Around three million fixed line broadband and phone related complaints were unresolved by internet service providers last year and yet only 25 per cent of consumer took the matter further.
It seems that despite there being information around, the consumer does not know where to go to take a complaint further.
However, Ofcom is looking to make the process clearer, so now it would seem that the ISP will have to write to the customer who made the compliant within eight weeks, informing them of their rights and where to go next in order to get it resolved.
This is a step in the right direction, but eight weeks after a complaint was first received, then more time after before the consumer gets an issue resolved, seems a long time.

HDTV/3D TV News







As an alternative to sitting on complaints, you could, if you were an ISP of sufficiently low integrity, establish a forum where technical matters could be discussed then start deleting posts which were critical of certain aspects of your service and closing the accounts of forum members making those posts, whilst making a lot of noise about how necessary it was to be open and transparent.

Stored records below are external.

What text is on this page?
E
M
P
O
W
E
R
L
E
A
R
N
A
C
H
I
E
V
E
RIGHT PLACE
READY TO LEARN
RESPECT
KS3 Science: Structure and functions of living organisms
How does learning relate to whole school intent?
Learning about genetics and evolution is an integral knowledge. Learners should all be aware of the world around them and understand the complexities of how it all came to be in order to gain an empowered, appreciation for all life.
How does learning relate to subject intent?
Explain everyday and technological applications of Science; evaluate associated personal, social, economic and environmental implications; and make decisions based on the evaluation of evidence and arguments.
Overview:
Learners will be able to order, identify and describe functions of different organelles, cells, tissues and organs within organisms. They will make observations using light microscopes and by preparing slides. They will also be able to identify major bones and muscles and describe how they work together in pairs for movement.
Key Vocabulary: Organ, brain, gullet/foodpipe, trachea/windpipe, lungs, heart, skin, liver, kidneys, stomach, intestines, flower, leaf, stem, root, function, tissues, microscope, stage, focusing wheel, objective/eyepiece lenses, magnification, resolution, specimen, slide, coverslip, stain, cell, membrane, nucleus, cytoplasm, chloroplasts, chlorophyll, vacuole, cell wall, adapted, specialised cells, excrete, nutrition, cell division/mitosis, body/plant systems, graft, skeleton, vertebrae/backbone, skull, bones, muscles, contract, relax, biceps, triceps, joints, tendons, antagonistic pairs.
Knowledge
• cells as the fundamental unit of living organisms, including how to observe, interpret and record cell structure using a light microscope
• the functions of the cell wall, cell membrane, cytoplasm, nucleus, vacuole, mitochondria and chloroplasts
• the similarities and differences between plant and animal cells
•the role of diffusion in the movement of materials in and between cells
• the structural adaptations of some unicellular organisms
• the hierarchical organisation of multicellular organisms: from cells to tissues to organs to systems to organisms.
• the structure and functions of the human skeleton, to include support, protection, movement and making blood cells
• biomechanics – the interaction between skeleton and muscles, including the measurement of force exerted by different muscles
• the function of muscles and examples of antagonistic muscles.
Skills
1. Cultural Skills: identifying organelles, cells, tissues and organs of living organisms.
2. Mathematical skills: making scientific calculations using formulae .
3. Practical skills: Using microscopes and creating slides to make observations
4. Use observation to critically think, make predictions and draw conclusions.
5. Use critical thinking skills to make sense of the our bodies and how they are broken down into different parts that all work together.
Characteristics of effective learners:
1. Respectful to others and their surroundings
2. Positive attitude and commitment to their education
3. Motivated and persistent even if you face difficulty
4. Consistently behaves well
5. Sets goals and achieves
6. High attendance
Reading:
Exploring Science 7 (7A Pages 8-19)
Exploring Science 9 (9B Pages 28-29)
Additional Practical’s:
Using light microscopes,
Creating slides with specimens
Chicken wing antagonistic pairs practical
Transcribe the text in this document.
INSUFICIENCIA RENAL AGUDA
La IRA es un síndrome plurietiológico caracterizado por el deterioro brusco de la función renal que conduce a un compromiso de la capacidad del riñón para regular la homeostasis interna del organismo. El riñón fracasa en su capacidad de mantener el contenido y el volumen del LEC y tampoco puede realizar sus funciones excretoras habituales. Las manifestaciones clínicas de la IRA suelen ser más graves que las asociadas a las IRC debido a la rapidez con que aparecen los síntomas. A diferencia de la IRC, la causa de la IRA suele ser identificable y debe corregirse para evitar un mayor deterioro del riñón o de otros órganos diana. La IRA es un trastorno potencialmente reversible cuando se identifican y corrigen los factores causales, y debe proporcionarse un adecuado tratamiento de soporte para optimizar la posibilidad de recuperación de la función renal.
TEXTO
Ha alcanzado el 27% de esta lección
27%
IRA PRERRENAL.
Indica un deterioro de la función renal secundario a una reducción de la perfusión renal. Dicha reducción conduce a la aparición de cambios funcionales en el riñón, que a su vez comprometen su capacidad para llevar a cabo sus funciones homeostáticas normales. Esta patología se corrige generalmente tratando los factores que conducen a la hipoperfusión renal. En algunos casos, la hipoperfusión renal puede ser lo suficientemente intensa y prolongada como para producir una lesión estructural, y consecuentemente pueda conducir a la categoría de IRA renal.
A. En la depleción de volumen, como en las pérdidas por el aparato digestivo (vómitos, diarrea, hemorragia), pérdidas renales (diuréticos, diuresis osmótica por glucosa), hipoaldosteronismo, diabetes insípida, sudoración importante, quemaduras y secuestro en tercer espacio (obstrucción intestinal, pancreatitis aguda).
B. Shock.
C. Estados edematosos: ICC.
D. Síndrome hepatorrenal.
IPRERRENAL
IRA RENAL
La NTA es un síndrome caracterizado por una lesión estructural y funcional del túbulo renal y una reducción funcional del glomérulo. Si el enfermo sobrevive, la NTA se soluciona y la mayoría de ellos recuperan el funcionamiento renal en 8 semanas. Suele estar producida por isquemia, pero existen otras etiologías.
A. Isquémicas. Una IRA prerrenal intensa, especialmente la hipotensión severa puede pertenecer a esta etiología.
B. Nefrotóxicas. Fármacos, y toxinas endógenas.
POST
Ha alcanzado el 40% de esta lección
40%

Of course, there’s no ISP that does anything like that*, so it’s all OK.
*Except for ones like BT
Yes 8 weeks is a long time to wait for a reply from an ISP, but this does not surprise me. Of all the serves supplied to households such as electricity, water, telephone, internet, etc. The internet service has to be by far the worst. Despite this more and more services are being switched from the postal method to the internet meaning if you are not on line then you get a poor service.
I don’t have to pay a monthly fee to receive post, so if the government are going to make it necessary to have the internet to communicate with them then they should offer free internet access to all.